My major assumption was this: I would sell my truck and some of my higher dollar items I have at home that I no longer use and I would use that to pay for my basic expenses like food, phone, internet, and miscellaneous needs while I was on the road. I have been planning on selling my truck for a while, and thought that for sure the moment I put it up for sale, it would sell. The few times in the past that I put cars up for sale on craigslist, they went pretty quickly. So I just took it as a given that selling the truck wouldn’t be a problem. I’ve seen some other walkers do the same–they’ve sold their vehicles and some belongings, etc. and took off.
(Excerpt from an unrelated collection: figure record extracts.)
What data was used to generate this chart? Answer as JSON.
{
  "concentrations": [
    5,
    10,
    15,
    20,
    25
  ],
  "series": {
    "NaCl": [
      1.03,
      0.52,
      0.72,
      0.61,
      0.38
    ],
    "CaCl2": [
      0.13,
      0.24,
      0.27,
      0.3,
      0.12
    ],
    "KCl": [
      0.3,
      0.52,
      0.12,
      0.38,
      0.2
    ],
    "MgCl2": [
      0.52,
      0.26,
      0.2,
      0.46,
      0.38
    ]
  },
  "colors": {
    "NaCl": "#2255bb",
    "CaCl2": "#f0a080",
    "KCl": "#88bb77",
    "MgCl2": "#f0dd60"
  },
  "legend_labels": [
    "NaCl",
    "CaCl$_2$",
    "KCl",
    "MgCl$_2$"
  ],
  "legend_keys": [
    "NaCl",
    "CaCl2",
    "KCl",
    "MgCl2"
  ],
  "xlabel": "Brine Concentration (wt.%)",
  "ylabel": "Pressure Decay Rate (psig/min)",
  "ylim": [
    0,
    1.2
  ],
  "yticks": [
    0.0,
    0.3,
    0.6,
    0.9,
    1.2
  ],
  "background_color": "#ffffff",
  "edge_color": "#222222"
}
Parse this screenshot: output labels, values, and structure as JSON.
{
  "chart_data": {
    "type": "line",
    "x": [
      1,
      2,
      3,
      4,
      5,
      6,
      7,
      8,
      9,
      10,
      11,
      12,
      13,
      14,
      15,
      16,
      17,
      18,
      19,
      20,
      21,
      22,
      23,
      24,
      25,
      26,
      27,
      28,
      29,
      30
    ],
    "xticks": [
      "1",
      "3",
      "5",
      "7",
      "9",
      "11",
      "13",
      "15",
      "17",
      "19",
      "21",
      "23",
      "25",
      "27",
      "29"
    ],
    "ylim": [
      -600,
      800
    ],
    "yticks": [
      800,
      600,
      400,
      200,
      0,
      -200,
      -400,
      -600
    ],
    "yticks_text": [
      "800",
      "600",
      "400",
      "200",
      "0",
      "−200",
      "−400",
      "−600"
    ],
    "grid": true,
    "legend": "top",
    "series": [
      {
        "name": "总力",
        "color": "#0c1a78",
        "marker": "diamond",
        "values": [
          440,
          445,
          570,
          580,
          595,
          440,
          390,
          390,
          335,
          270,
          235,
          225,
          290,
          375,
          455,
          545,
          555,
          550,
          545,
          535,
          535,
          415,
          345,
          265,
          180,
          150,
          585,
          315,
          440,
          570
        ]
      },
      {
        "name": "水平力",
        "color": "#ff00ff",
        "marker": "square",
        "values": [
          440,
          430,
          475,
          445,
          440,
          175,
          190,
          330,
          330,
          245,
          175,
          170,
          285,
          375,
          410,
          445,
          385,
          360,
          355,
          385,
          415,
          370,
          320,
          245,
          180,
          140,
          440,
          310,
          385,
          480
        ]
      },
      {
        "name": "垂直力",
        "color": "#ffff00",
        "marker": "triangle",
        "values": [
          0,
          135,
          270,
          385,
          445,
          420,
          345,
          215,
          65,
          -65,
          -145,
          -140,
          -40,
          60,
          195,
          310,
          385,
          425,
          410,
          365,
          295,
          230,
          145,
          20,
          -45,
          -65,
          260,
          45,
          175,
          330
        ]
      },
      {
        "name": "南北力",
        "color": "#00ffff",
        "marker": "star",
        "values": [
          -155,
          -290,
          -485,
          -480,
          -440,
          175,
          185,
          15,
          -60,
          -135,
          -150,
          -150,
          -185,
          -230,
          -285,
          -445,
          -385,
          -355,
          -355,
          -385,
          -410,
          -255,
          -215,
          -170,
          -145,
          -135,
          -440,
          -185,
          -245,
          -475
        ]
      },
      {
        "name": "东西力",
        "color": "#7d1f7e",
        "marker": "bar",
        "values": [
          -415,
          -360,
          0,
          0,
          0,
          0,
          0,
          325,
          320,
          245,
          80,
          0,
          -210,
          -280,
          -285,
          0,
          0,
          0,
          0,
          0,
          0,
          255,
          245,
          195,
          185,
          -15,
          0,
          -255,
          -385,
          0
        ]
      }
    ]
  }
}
Apparently, it’s a problem. I’ve got the truck listed in carandtrucktrader, the Oregonian, and craigslist and I’ve posted fliers around my neighborhood. I’ve had the truck listed for over a month! I keep re-listing my other stuff, too. Yet I’ve only had a few nibbles, and most people seem to be expecting to get a great thing for pennies on the dollar. I don’t think so.
In addition, the only people who’ve been interested or made offers on the truck and my other items at home (I used to make bead jewelry, so I’m selling my entire collection of jewelry making supplies) have been scammers who have been “satisfied” with the condition of the “item” sight unseen and want me to give them my full name, address, phone number, price (I already said the price in the ad), and my firstborn in order to send me a check. Yeah, right.
So I’m incredibly frustrated. I had expected to sell it and my other stuff by now so that I would have plenty of time to do my last minute preparations. It’s looking like beginning April is definitely out as my starting date. What I’m afraid of, though, is if this keeps up and I don’t sell it before mid-April, I won’t be able to go at all.
The latest I feel comfortable starting this trek is May 1st. Much later than that, and I’ll be walking through the mountain ranges on the east coast in winter. Uh-uh. Don’t want that. And I figure I need at least two weeks after selling my truck to get the last minute things I still need.
I never had a plan B, because it was inconceivable to me that I would have this problem. This last week as I’ve been panicking, I’m realizing that I might need a plan B after all. So while I madly charge around like a crazy loon over the next few days/weeks/? trying to sell my truck and get the funding I need to do just the basics of this walk, I’ll also be partitioning a part of my brain off and putting it to work on a plan B. For just in case. Damn. I don’t want to even think about me not being able to go this year. That would depress the hell out of me.
*taking a big, deep, meditative breath*
Panicking doesn’t help. The nerves don’t help my stress level, which is high enough as it is right now. IF I can’t sell the truck in time, that means I would have to put the walk off until next year. If that’s the case, I wonder what would be an appropriate thing to do for plan B to prepare for next year and be able to come back at this fully funded and ready to roll?
I mentioned before that I had been thinking of trying to figure out some sort of charity to follow or maybe start my own foundation. Perhaps that is something that I could pursue more thoroughly. Putting off the walk for another year would give me more time to prepare (since I did jump into this rather quickly), which would be a good thing, though not good for my nerves. I’m tired of waiting. I could train more and be in even better shape for next year.
Ugh. I’m trying to see the positives in having to wait one more year and give myself a pep-talk in case that happens, but I still feel lousy, like my dreams are being dashed and tromped on. I really hope I sell the dang truck soon!
*another deep meditative breath*
But…just in case…Any suggestions for a Plan B?